# Strike threatens landlines and internet



## Helen Ellis (Aug 9, 2008)

Striking Telecom Egypt workers threaten to cut landline, Internet services
Employees of Egypt's sole landline provider say they will cut all services countrywide if company management isn't dismissed

Striking Telecom Egypt workers threaten to cut landline, Internet services - Economy - Business - Ahram Online


----------



## MaidenScotland (Jun 6, 2009)

Deep joy, this country is another British Leyland.


----------



## Lanason (Sep 1, 2009)

that's all the country needs 
so they are replaced by what exactly !!!!!!!!!!!

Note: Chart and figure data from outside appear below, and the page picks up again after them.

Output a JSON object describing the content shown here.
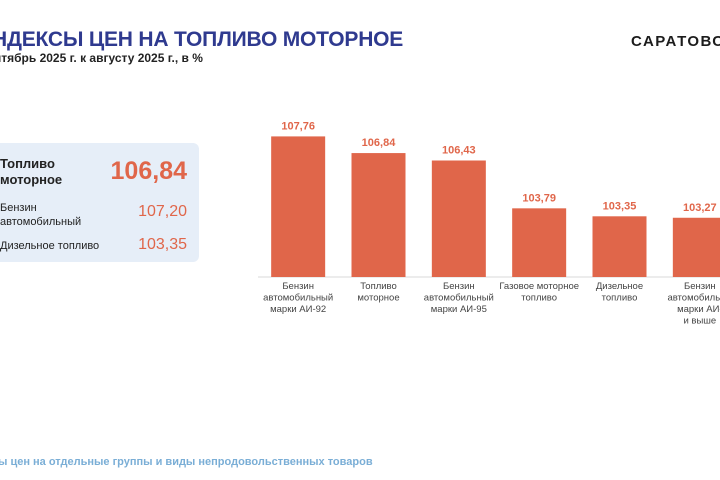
{
  "header": {
    "title": "НДЕКСЫ ЦЕН НА ТОПЛИВО МОТОРНОЕ",
    "subtitle": "нтябрь 2025 г. к августу 2025 г., в %",
    "brand": "САРАТОВС"
  },
  "summary_card": {
    "main": {
      "label": "Топливо моторное",
      "value": "106,84"
    },
    "rows": [
      {
        "label": "Бензин автомобильный",
        "value": "107,20"
      },
      {
        "label": "Дизельное топливо",
        "value": "103,35"
      }
    ]
  },
  "colors": {
    "bar": "#e0664a",
    "accent_value": "#e0664a",
    "title": "#2f3a8f",
    "card_bg": "#e6eef8",
    "footer": "#7aaed6"
  },
  "chart_data": {
    "type": "bar",
    "title": "",
    "xlabel": "",
    "ylabel": "",
    "ylim": [
      100,
      108.5
    ],
    "grid": false,
    "categories": [
      [
        "Бензин",
        "автомобильный",
        "марки АИ-92"
      ],
      [
        "Топливо",
        "моторное"
      ],
      [
        "Бензин",
        "автомобильный",
        "марки АИ-95"
      ],
      [
        "Газовое моторное",
        "топливо"
      ],
      [
        "Дизельное",
        "топливо"
      ],
      [
        "Бензин",
        "автомобильны",
        "марки АИ-",
        "и выше"
      ]
    ],
    "values": [
      107.76,
      106.84,
      106.43,
      103.79,
      103.35,
      103.27
    ],
    "value_labels": [
      "107,76",
      "106,84",
      "106,43",
      "103,79",
      "103,35",
      "103,27"
    ]
  },
  "footer": {
    "text": "ы цен на отдельные группы и виды непродовольственных товаров"
  }
}
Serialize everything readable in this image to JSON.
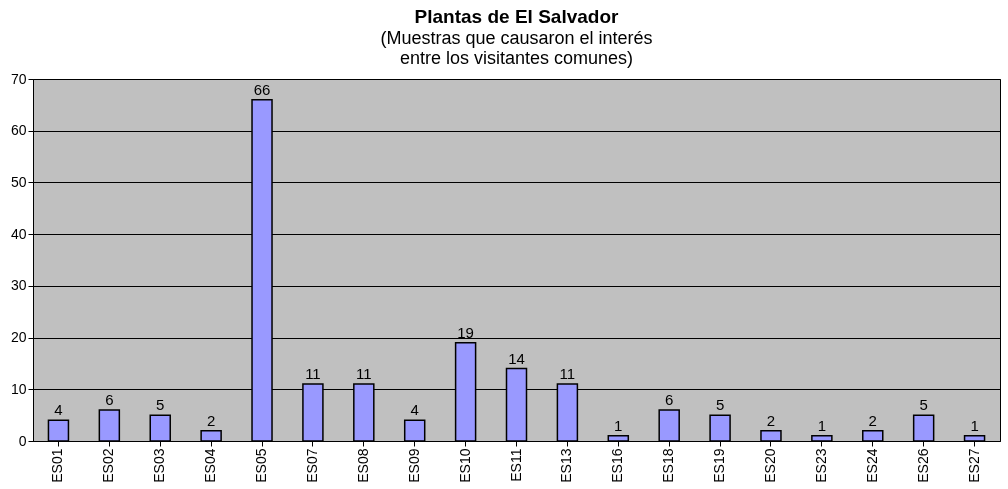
{
  "chart_data": {
    "type": "bar",
    "title": "Plantas de El Salvador",
    "subtitle": "(Muestras que causaron el interés\nentre los visitantes comunes)",
    "categories": [
      "ES01",
      "ES02",
      "ES03",
      "ES04",
      "ES05",
      "ES07",
      "ES08",
      "ES09",
      "ES10",
      "ES11",
      "ES13",
      "ES16",
      "ES18",
      "ES19",
      "ES20",
      "ES23",
      "ES24",
      "ES26",
      "ES27"
    ],
    "values": [
      4,
      6,
      5,
      2,
      66,
      11,
      11,
      4,
      19,
      14,
      11,
      1,
      6,
      5,
      2,
      1,
      2,
      5,
      1
    ],
    "color": "#9999ff",
    "ylim": [
      0,
      70
    ],
    "yticks": [
      0,
      10,
      20,
      30,
      40,
      50,
      60,
      70
    ],
    "grid": "y",
    "data_labels": true
  }
}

"we don't know what we want, but we don't want this !!!!!

Grass greener ???? I don't think so


----------



## MaidenScotland (Jun 6, 2009)

The strike will only get bigger, and we plan to cut all services,” he said. “We’re not demanding more money – we just want to end company corruption.”


----------



## charleen (Apr 26, 2009)

better bring back the telegram!!


----------



## hurghadapat (Mar 26, 2010)

charleen said:


> better bring back the telegram!!


Jungle tom toms i think may be more use


----------



## hhaddad (Apr 14, 2010)

from masryalyoum
The independent workers' syndicate of Telecom Egypt has threatened to cut internet connections in Egypt unless its demands are met.

“We have agreed to cut off the internet next week if our demands are ignored," said Mohamed Abu Kreisha, head of the syndicate.

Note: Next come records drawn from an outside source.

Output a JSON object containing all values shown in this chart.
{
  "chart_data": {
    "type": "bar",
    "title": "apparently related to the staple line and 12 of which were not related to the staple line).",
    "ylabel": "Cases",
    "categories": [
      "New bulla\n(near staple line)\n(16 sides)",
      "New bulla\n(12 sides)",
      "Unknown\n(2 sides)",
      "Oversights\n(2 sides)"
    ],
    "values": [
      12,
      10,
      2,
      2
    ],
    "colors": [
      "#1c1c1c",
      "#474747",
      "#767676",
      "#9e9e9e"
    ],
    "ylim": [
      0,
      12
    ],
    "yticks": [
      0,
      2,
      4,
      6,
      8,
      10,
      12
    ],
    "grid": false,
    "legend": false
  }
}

The workers are seeking the dismissal of the board and the release of five colleagues charged with attempting to kill the company's CEO.

Aqil Beshir, the company's chairman, said on Tuesday that the minimum wage at the company is LE1800 and the maximum wage is LE4000.

“This is more than what Vodafone pays,” he said, adding that most of the protesting workers have been fired from the company.

Meanwhile, the General Union of Egyptian Labor Syndicates has expressed its support for the telecom workers, but urged them not to cut off internet services.

The workers, who have been on strike for five days, said they would continue until all their demands are met. Twenty-one workers are currently on hunger strike.

Translated from the Arabic Edition


----------